Hacking, and Arresting, and Suing, and Legislation! Oh my!
It’s a scary place out there in the cyber world with plenty of hacking, arresting, suing, and legislation going on. We are a long way from Kansas in the 1930′s. 24,000 secret documents were stolen from the Pentagon, LulzSec is back in action in defacement of Sun Times with Murdoch’s obituary, thousands of SMS messages of Megafon users were made public, potentially 76,626 user accounts were leaked, the SAFE Data Act passes a subcommittee, and some 16 members affiliated with Anonymous and LulzSec were arrested.

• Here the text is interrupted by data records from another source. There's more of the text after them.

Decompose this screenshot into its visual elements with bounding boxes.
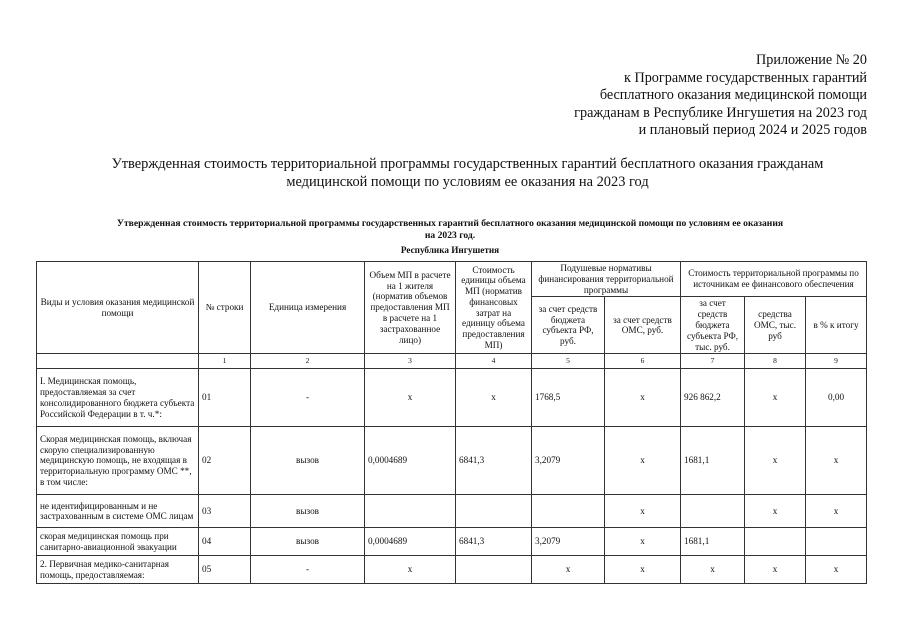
row-budget-norm: 1768,5: [532, 369, 605, 427]
row-line-number: 01: [199, 369, 251, 427]
document-title-line: медицинской помощи по условиям ее оказания на 2023 год: [286, 174, 649, 190]
header-oms-total: средства ОМС, тыс. руб: [745, 297, 806, 354]
row-name: Скорая медицинская помощь, включая скорую специализированную медицинскую помощь, не входящая в территориальную программу ОМС **, в том числе:: [37, 427, 199, 495]
row-unit-cost: [456, 495, 532, 528]
column-number: 2: [251, 354, 365, 369]
row-line-number: 02: [199, 427, 251, 495]
column-number: 3: [365, 354, 456, 369]
appendix-line: и плановый период 2024 и 2025 годов: [638, 122, 867, 139]
appendix-line: Приложение № 20: [756, 52, 867, 68]
document-title-line: Утвержденная стоимость территориальной программы государственных гарантий бесплатного оказания гражданам: [111, 156, 824, 172]
row-percent: x: [806, 427, 867, 495]
row-oms-total: x: [745, 427, 806, 495]
cost-table: [36, 261, 867, 584]
column-number: [37, 354, 199, 369]
column-number-row: [37, 354, 867, 369]
row-budget-norm: [532, 495, 605, 528]
row-oms-total: [745, 528, 806, 556]
row-unit: вызов: [251, 528, 365, 556]
row-name: 2. Первичная медико-санитарная помощь, предоставляемая:: [37, 556, 199, 584]
region-label: Республика Ингушетия: [400, 245, 500, 255]
row-unit-cost: 6841,3: [456, 528, 532, 556]
header-budget-total: за счет средств бюджета субъекта РФ, тыс. руб.: [681, 297, 745, 354]
row-oms-total: x: [745, 369, 806, 427]
row-oms-norm: x: [605, 369, 681, 427]
row-oms-norm: x: [605, 427, 681, 495]
row-oms-norm: x: [605, 556, 681, 584]
header-volume: Объем МП в расчете на 1 жителя (норматив объемов предоставления МП в расчете на 1 застрахованное лицо): [365, 262, 456, 354]
row-unit-cost: 6841,3: [456, 427, 532, 495]
header-unit: Единица измерения: [251, 262, 365, 354]
row-line-number: 03: [199, 495, 251, 528]
appendix-block: [507, 52, 867, 140]
header-percent: в % к итогу: [806, 297, 867, 354]
row-unit: вызов: [251, 427, 365, 495]
column-number: 9: [806, 354, 867, 369]
document-title: [70, 155, 865, 191]
row-percent: x: [806, 556, 867, 584]
row-budget-total: 926 862,2: [681, 369, 745, 427]
appendix-line: бесплатного оказания медицинской помощи: [599, 87, 867, 104]
column-number: 1: [199, 354, 251, 369]
row-volume: 0,0004689: [365, 427, 456, 495]
row-percent: 0,00: [806, 369, 867, 427]
column-number: 8: [745, 354, 806, 369]
table-row: [37, 495, 867, 528]
table-row: [37, 427, 867, 495]
column-number: 6: [605, 354, 681, 369]
row-unit: -: [251, 556, 365, 584]
table-title-line: Утвержденная стоимость территориальной программы государственных гарантий бесплатного оказания медицинской помощи по условиям ее оказания: [116, 218, 784, 229]
row-oms-total: x: [745, 556, 806, 584]
header-line-number: № строки: [199, 262, 251, 354]
appendix-line: гражданам в Республике Ингушетия на 2023 год: [574, 104, 867, 121]
row-budget-total: 1681,1: [681, 528, 745, 556]
column-number: 4: [456, 354, 532, 369]
header-budget-norm: за счет средств бюджета субъекта РФ, руб.: [532, 297, 605, 354]
header-program-cost-group: Стоимость территориальной программы по источникам ее финансового обеспечения: [681, 262, 867, 297]
row-name: I. Медицинская помощь, предоставляемая за счет консолидированного бюджета субъекта Российской Федерации в т. ч.*:: [37, 369, 199, 427]
column-number: 7: [681, 354, 745, 369]
table-title: [30, 218, 870, 242]
row-percent: x: [806, 495, 867, 528]
row-unit-cost: [456, 556, 532, 584]
row-budget-norm: x: [532, 556, 605, 584]
header-oms-norm: за счет средств ОМС, руб.: [605, 297, 681, 354]
row-budget-norm: 3,2079: [532, 427, 605, 495]
row-oms-norm: x: [605, 495, 681, 528]
row-unit-cost: x: [456, 369, 532, 427]
table-row: [37, 528, 867, 556]
row-budget-norm: 3,2079: [532, 528, 605, 556]
table-row: [37, 556, 867, 584]
row-percent: [806, 528, 867, 556]
row-volume: 0,0004689: [365, 528, 456, 556]
row-budget-total: x: [681, 556, 745, 584]
row-volume: [365, 495, 456, 528]
row-budget-total: [681, 495, 745, 528]
table-row: [37, 369, 867, 427]
column-number: 5: [532, 354, 605, 369]
row-name: не идентифицированным и не застрахованным в системе ОМС лицам: [37, 495, 199, 528]
row-oms-norm: x: [605, 528, 681, 556]
table-title-line: на 2023 год.: [424, 230, 476, 241]
row-unit: вызов: [251, 495, 365, 528]
row-line-number: 04: [199, 528, 251, 556]
row-volume: x: [365, 369, 456, 427]
row-volume: x: [365, 556, 456, 584]
row-budget-total: 1681,1: [681, 427, 745, 495]
row-name: скорая медицинская помощь при санитарно-авиационной эвакуации: [37, 528, 199, 556]
row-unit: -: [251, 369, 365, 427]
appendix-line: к Программе государственных гарантий: [624, 69, 867, 86]
header-kinds: Виды и условия оказания медицинской помощи: [37, 262, 199, 354]
header-per-capita-group: Подушевые нормативы финансирования территориальной программы: [532, 262, 681, 297]
row-line-number: 05: [199, 556, 251, 584]
header-unit-cost: Стоимость единицы объема МП (норматив финансовых затрат на единицу объема предоставления МП): [456, 262, 532, 354]
row-oms-total: x: [745, 495, 806, 528]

|Hacking, And Arresting, And Suing, And Legislation! Oh My!|
The Department of Defense suffered one of the “worst digital attacks in history” this past March when 24,000 secret documents were stolen from the Pentagon according to the New York Times. The stolen data involves some of the United States’ most sensitive systems such as “plans for missile tracking systems, satellite navigation devices, surveillance drones, and top-of-the line jet fighters.” To cope with the onset of cyber crimes the US military has created U.S. Cyber Command (CYBERCOM) to oversee military cyberspace resources and operations. Exactly how the organization’s new role will play out in protecting the US is still unclear.
LulzSec has returned. The hackers defaced the The Sun and acquired phone numbers and email logins of executives at News of the World. The defaced page covered a fake story about the death of Rupert Murdoch, but the content is still viewable in a Gizmodo article.

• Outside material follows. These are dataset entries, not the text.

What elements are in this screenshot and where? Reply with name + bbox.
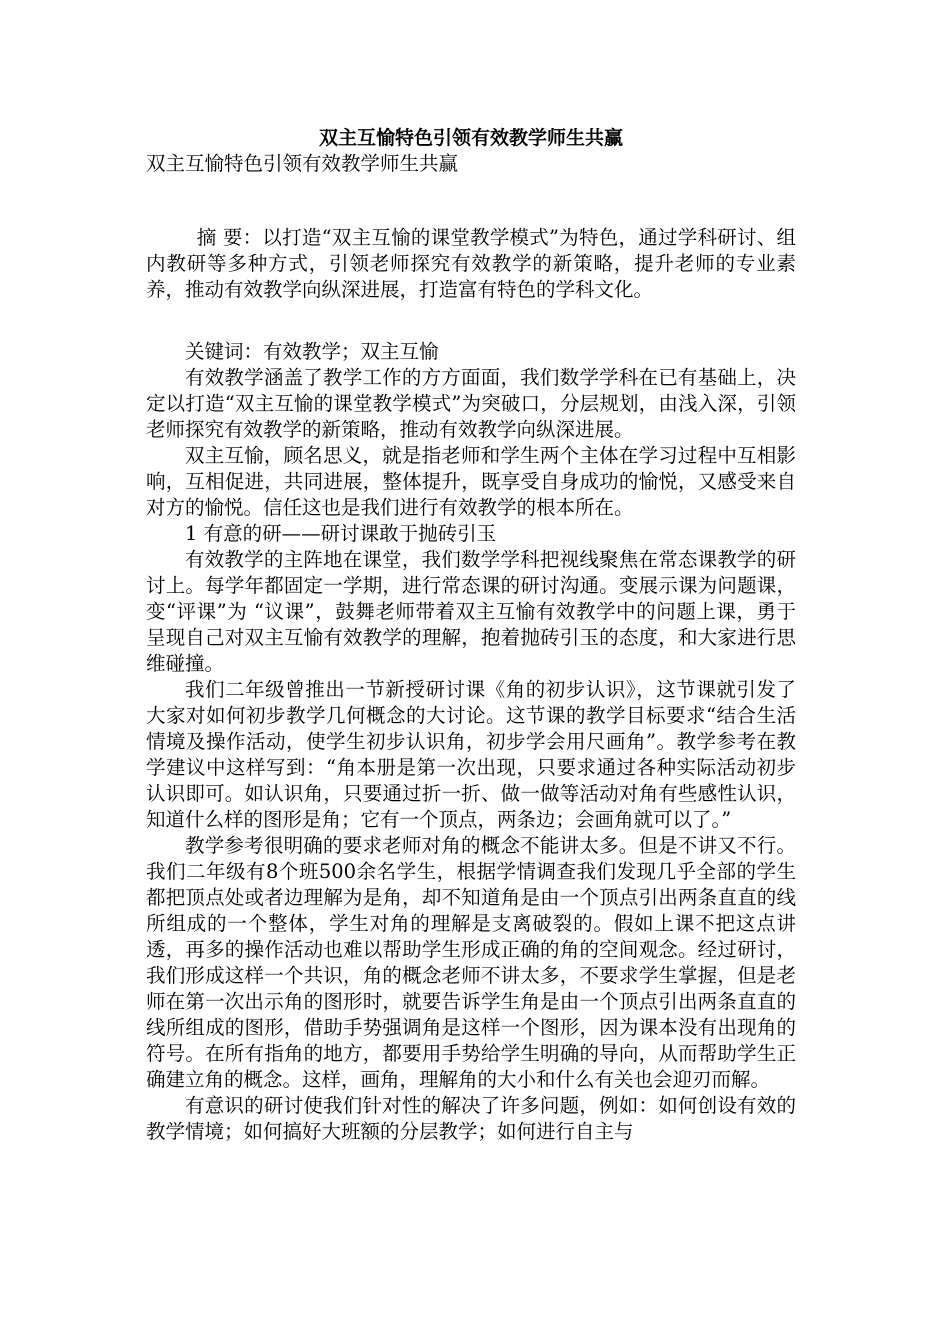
document-title: 双主互愉特色引领有效教学师生共赢 (318, 127, 623, 149)
abstract-paragraph: 摘 要：以打造“双主互愉的课堂教学模式”为特色，通过学科研讨、组内教研等多种方式，引领老师探究有效教学的新策略，提升老师的专业素养，推动有效教学向纵深进展，打造富有特色的学科文化。 (146, 226, 796, 301)
body-paragraph-6: 有意识的研讨使我们针对性的解决了许多问题，例如：如何创设有效的教学情境；如何搞好大班额的分层教学；如何进行自主与 (146, 1094, 796, 1143)
section-heading-1: 1 有意的研——研讨课敢于抛砖引玉 (185, 522, 497, 545)
body-paragraph-3: 有效教学的主阵地在课堂，我们数学学科把视线聚焦在常态课教学的研讨上。每学年都固定一学期，进行常态课的研讨沟通。变展示课为问题课，变“评课”为 “议课”，鼓舞老师带着双主互愉有效教学中的问题上课，勇于呈现自己对双主互愉有效教学的理解，抱着抛砖引玉的态度，和大家进行思维碰撞。 (146, 548, 796, 675)
body-paragraph-4: 我们二年级曾推出一节新授研讨课《角的初步认识》，这节课就引发了大家对如何初步教学几何概念的大讨论。这节课的教学目标要求“结合生活情境及操作活动，使学生初步认识角，初步学会用尺画角”。教学参考在教学建议中这样写到：“角本册是第一次出现，只要求通过各种实际活动初步认识即可。如认识角，只要通过折一折、做一做等活动对角有些感性认识，知道什么样的图形是角；它有一个顶点，两条边；会画角就可以了。” (146, 678, 796, 831)
body-paragraph-5: 教学参考很明确的要求老师对角的概念不能讲太多。但是不讲又不行。我们二年级有8个班500余名学生，根据学情调查我们发现几乎全部的学生都把顶点处或者边理解为是角，却不知道角是由一个顶点引出两条直直的线所组成的一个整体，学生对角的理解是支离破裂的。假如上课不把这点讲透，再多的操作活动也难以帮助学生形成正确的角的空间观念。经过研讨，我们形成这样一个共识，角的概念老师不讲太多，不要求学生掌握，但是老师在第一次出示角的图形时，就要告诉学生角是由一个顶点引出两条直直的线所组成的图形，借助手势强调角是这样一个图形，因为课本没有出现角的符号。在所有指角的地方，都要用手势给学生明确的导向，从而帮助学生正确建立角的概念。这样，画角，理解角的大小和什么有关也会迎刃而解。 (146, 834, 796, 1091)
keywords-line: 关键词：有效教学；双主互愉 (185, 340, 439, 363)
body-paragraph-2: 双主互愉，顾名思义，就是指老师和学生两个主体在学习过程中互相影响，互相促进，共同进展，整体提升，既享受自身成功的愉悦，又感受来自对方的愉悦。信任这也是我们进行有效教学的根本所在。 (146, 444, 796, 519)
body-paragraph-1: 有效教学涵盖了教学工作的方方面面，我们数学学科在已有基础上，决定以打造“双主互愉的课堂教学模式”为突破口，分层规划，由浅入深，引领老师探究有效教学的新策略，推动有效教学向纵深进展。 (146, 366, 796, 441)
document-subtitle: 双主互愉特色引领有效教学师生共赢 (146, 152, 459, 175)
document-page (146, 125, 796, 1145)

Megafon, one of the largest cellular carriers in Russa, recently leaked SMS history of an unknown number of users. The company’s user base is over 57 million strong. The biggest national search engine Yandex is culprit for having indexed the information, but that is what the company is supposed to do. According to a Eugene Kaspersky’s blog the problem was caused by a Megafon administrator who deleted the robots.txt file which then exposed the pages to web crawlers. As a great learning point, be sure to add the robots.txt to your site unless you would like it promoted on the internet.
There were a number of data breaches as of late as well, the most notably being JLAudio which had 4,827 records of full names, addresses, ages, emails, usernames, and plain text passwords leaked by Abhaxas. The information is still online, but I will only link to a photo of it. The hacker had warned the company in advance. The company released a statement notifying their customers that the site was taken down and that they should change their account information.
Other compromised data includes up to 50,000 accounts of names, emails, and passwords at Rewe, the second largest German grocer, some 2,000 records containing the patient information of Beth Israel Deaconess Medical Center, and 19,799 records including Social Security Numbers at the Swedish Medical Center.
The FBI has arrested 16 members associated with the Anonymous and LulzSec hacking groups. Five others were arrested in Britain and Netherlands. The charge of intentional damage to a protected computer includes a maximum penalty of 10 years in prison and a $250,000 fine, and the charge of conspiracy includes a maximum of 5 years and $250,000. On a similar note, law suites are being filed against banks (also see Crystal Lake), and the insurers of Sony are backing out and suing the company declaring they don’t have to defend against their legal claims.
The cyber landscape is changing, and with new laws in Russia and the US (the SAFE Data Act) companies need to be more prepared for government oversight of sensitive data networks. As Anonymous and LulzSec make their statement, “Expect Us“, what should we be expecting from authorities?